Если я, повергнутый с потерпевшей крушение баржи на виду у прекрасных, горьковских, кишащих бичами волжских берегов, оказываюсь в равнодушной, безапелляционной, но все же тоже прекрасной волжской воде, то крик «плыви!» мне понятнее, чем призыв «думай!» «Как» – не знаю, но определенно представляю – «зачем».
А вы? Что вы, ей богу?! Указкой можно, конечно, выколоть глаз, но ведь она не для этого.
Открылось: мир состоит из марионеток, которым надиктовывает ужимки и страдания не самое проницательное Существо. Может быть и так, что Оно в это время отвлечено какой-то внеочередной страстью и Ему просто не до них. А может быть, что, при всем совершенстве, родительские функции в нем отсутствуют. Но я-то здесь в любом случае сто-пятидесятый и страдаю практически ни за что.
Я наотрез отказывался думать. То есть был, в сущности, не так прост.
Значение придается явлению сильно после того, как оно безвозвратно завершилось. Мы все счастливчики, если удается какое-то время пожить. Любое проявление несозревшего существа, в конце концов, обызвестковывает неким надежным и почти не случайным рисунком. А значит, и умрем не случайно. В ожидании собственной участи, правда, понимаем, что факт этот придется осознать другому. А тот еще неизвестно как себя поведет. Гнилостное ощущение. Ненадежное.
Но жизнь все равно получилась небесполезная, умело обрамленная и с почти религиозной уверенностью одаренная смыслом.
Правда, думать я так и не научился. Но об этом – в следующий раз, в следующий раз, в следующий раз…
Году на сто тридцать восьмом, лет за десять до потери памяти и пересмотра умственного уклада, примусь за главную книгу…
Году на сто тридцать восьмом, лет за десять до потери памяти и пересмотра умственного уклада, примусь за главную книгу. Диву даешься, как великая русская литература практически прошла мимо главного человеческого переживания, самого состоятельного состояния, украшенного цветами необыкновенной изобретательности, переживания, которое, горько сознавая несовершенство, можно сравнить со словами «прогалина», «тюль» и конфетой «Барбарис»? Как прошла она мимо всего этого, что хочу я ярко запечатлеть на склоне своих еще не пришедших лет.

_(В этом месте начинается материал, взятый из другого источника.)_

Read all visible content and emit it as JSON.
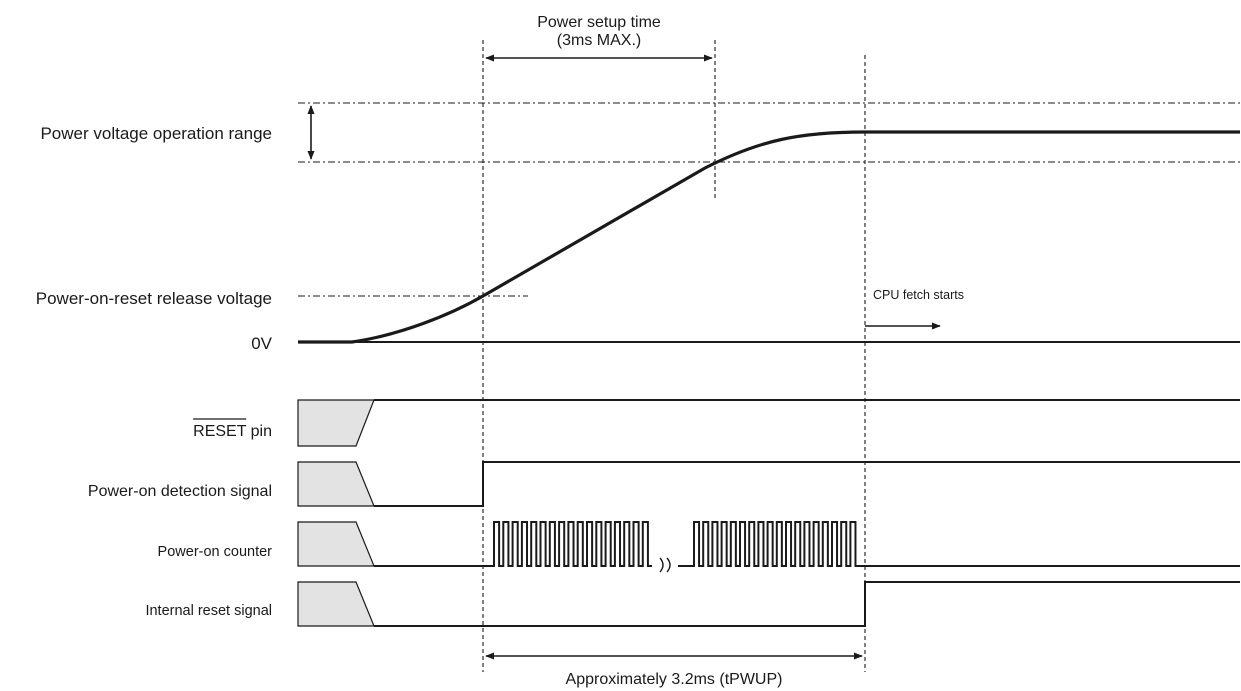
{
  "labels": {
    "power_voltage_range": "Power voltage operation range",
    "por_release_voltage": "Power-on-reset release voltage",
    "zero_volt": "0V",
    "reset_pin_name": "RESET",
    "reset_pin_suffix": " pin",
    "power_on_detection": "Power-on detection signal",
    "power_on_counter": "Power-on counter",
    "internal_reset": "Internal reset signal"
  },
  "annotations": {
    "setup_time_line1": "Power setup time",
    "setup_time_line2": "(3ms MAX.)",
    "cpu_fetch": "CPU fetch starts",
    "approx_time": "Approximately 3.2ms (tPWUP)"
  }
}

Утренние стволы деревьев подрумянились и практически готовы. Но этой удачи некому оценить. Старушка с газетным пакетиком примулы спешит на кладбище.

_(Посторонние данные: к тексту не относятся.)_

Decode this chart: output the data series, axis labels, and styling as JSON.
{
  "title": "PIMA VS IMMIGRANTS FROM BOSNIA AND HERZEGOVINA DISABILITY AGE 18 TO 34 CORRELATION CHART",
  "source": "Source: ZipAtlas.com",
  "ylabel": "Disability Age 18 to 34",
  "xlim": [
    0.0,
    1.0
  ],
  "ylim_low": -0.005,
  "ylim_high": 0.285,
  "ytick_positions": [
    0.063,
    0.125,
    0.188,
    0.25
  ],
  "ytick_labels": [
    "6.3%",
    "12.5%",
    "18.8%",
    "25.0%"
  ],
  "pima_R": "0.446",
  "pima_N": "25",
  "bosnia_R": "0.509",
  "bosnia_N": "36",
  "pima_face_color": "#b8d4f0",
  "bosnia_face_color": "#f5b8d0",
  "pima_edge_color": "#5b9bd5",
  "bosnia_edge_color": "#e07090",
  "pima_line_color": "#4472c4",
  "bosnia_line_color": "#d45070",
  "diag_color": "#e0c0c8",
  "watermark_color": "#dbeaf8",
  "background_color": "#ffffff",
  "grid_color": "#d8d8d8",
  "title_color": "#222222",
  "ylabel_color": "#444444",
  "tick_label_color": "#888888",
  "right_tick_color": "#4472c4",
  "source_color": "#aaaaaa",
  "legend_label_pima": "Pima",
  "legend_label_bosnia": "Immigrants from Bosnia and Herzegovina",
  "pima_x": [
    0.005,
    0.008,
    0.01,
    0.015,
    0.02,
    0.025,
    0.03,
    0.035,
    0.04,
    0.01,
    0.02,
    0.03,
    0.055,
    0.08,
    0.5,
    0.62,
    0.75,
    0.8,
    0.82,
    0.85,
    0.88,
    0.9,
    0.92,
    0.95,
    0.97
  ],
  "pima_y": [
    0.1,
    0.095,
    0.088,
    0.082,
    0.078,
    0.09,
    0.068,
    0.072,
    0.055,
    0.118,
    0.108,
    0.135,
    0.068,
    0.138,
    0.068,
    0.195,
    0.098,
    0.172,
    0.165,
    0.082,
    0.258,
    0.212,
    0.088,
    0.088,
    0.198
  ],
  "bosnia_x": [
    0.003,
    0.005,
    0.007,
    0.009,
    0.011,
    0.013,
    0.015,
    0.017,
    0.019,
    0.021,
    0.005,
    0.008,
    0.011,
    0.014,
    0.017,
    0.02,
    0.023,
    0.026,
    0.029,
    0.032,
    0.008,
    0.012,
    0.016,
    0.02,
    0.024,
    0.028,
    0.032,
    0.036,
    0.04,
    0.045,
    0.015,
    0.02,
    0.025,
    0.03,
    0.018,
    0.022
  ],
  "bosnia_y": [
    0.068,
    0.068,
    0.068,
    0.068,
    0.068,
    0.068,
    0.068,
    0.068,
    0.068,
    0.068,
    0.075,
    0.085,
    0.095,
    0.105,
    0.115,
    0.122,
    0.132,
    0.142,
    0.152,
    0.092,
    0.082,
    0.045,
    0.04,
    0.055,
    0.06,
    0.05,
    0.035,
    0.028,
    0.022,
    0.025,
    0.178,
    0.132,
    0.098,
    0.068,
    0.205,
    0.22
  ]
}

Я обхожу разноцветные лужи, контурно очерченные, как страны. У, например, Австралии стоит хозяин измученного им дома и говорит, глядя мимо суженой: «Ну, все, отоварились. Пошли». В волдырях его брюк застенчиво отсвечивает местный день.
«Господи, побереги! Побереги меня, Господи», – бормочу я, изумляясь своей искренней готовности к этой просьбе и снова не зная, куда себя деть. Откусываю пломбир собора, зажимаю губами протекающую сосульку Адмиралтейства, нахально улыбаюсь милиционеру, вспоминаю, что хотел стать кочегаром, хотя любил слово «майор», счастливо путал лампасы с пампасами и с собаками разговаривал на равных. Совершаю головокружительную карьеру брадобрея и нимфомана, превращаюсь в эмбрион, даже не пытаясь представить, кто, когда и как меня назовет, но ничего не помогает. Скучно.